Tüm eğitim emekçilerinin, yaşanabilir bir emeklilik hayalinin imkânsız olduğuna değinen Akçay; “İnsanca çalışma koşulları ve insanlık onuruna yaraşır bir ücret alamayan öğretmenler için artık yaşanabilir bir emeklilik hayali de imkânsız. Ömürleri boyunca çalıştıktan sonra zaten kuş kadar emeklilik ücreti alacak olan öğretmenler, o günler için bir hazırlık da yapamıyor. Maaşından herhangi bir birikim yapamayan öğretmenlerin oranı yüzde 91. Üstelik burada önemle vurguluyoruz ki bu acı tablo, sadece öğretmenler için değil tüm eğitim emekçileri için geçerlidir. Tüm eğitim emekçilerinin mücadele örgütü olan Eğitim-İş olarak, her zaman söylediğimiz gibi, eğitim bir ekip işidir. Ve ne yazık ki biraz önce sıraladığımız acı gerçekler, idari memurundan okul personeline, üniversitelerdeki akademisyene kadar tüm eğitim emekçilerinin getirildiği halin özetidir” dedi.

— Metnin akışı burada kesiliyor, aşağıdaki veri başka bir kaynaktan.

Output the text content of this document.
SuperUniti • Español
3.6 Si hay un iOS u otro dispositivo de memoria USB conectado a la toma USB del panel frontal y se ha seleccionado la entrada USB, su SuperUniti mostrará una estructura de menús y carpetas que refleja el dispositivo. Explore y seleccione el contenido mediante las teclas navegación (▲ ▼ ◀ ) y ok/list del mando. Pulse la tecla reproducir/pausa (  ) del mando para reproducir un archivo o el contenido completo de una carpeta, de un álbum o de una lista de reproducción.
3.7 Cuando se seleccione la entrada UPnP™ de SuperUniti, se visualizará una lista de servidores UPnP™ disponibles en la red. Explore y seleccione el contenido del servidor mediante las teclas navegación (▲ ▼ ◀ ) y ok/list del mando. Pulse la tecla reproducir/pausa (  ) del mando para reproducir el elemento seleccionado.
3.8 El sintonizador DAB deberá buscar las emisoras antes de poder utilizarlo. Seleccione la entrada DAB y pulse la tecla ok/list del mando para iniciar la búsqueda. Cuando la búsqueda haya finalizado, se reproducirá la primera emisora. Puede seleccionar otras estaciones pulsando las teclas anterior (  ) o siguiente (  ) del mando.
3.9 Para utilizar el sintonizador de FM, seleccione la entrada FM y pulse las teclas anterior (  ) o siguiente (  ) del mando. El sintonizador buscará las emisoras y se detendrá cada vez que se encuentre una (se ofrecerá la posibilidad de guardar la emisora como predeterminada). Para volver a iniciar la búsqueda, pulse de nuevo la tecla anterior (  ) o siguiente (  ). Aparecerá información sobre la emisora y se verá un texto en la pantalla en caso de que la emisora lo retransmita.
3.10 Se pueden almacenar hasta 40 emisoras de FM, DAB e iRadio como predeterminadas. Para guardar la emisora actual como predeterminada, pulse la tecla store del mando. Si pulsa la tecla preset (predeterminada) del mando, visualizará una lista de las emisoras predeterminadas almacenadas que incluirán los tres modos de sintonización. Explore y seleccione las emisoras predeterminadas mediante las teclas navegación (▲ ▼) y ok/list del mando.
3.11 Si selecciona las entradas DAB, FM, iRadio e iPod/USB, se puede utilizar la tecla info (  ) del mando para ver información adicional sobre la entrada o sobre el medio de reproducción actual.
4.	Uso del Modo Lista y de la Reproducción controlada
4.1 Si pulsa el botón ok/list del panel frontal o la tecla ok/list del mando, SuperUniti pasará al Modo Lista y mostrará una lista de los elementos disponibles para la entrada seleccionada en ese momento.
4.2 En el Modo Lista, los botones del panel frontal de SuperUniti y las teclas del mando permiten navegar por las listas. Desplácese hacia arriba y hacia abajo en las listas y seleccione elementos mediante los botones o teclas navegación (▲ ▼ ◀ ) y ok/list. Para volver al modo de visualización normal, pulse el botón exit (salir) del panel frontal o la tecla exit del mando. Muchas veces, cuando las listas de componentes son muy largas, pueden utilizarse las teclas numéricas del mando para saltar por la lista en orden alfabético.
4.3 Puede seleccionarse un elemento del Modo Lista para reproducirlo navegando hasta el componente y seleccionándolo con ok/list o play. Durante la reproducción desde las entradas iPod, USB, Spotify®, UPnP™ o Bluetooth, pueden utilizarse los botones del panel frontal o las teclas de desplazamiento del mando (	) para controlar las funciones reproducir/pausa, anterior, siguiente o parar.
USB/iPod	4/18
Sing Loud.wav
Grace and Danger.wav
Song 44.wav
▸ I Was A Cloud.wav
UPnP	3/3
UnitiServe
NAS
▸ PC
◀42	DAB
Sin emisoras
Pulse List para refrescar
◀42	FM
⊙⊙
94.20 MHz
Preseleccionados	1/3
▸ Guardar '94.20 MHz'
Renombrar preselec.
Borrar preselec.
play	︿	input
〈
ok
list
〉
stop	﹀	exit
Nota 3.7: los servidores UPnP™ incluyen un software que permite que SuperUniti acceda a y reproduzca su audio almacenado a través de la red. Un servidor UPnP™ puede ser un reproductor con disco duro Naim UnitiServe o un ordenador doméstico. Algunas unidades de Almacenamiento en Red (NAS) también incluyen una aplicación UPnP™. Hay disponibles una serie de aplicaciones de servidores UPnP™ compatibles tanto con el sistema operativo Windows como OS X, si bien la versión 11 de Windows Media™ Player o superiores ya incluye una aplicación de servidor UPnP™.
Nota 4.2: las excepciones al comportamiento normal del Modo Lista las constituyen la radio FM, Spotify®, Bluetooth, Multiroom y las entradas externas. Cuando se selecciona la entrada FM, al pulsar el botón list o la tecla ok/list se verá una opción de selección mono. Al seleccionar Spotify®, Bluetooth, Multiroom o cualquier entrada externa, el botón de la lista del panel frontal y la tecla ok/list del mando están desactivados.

“BU KARANLIKTAN ÇIKIŞ İÇİN TALEPLERİMİZ VAR”

Akçay, dünyada başöğretmen unvanlı bir liderin kurduğu tek ülke olan Türkiye Cumhuriyeti’nde eğitim ve eğitim emekçisinin değersizleştirilmemesi gerektiğini vurgularken; “İnsanlık onuruna yaraşır bir ücret alıp, insanca yaşamak istiyoruz! Eğitim çalışanları arasında ayrımcılık yaratacak uygulamalara son verilmesi istiyoruz! Ücretli, sözleşmeli öğretmenliğe son verilmesini, kadrolu güvenceli atama yapılmasını istiyoruz! Öğretmen ve yönetici atamaları başta olmak üzere tüm atamalarda mülakatın kaldırılmasını, tüm kademelerde somut kriterler ile liyakatin esas alınmasını istiyoruz! Ek ders ücretlerimizin emekliliğe sayılmasını talep ediyoruz! Eğitim emekçilerinin köle değil geleceğin mimarları olduğunun idrak edilmesini istiyoruz! Sadece öğrencilerimiz ve kendimiz için değil ülkemizin geleceği için laik, bilimsel, adil ve kamusal eğitim istiyoruz! Eğitim kurumlarımızın personel ihtiyacının, hükümetin ekonomi ve eğitimde din eksenli politikaları ile değil nesnel ve bilimsel kriterlerle belirlenmesini talep ediyoruz! Yeterli sayıda öğretmen ve yardımcı personel istihdam edilmesini istiyoruz! Öğretmenlere ve eğitim çalışanlarına yönelik şiddetin önüne geçecek önlemler alınmasını talep ediyoruz! Her şeyden önemlisi meslek onurumuzu geri istiyoruz!” diye konuştu.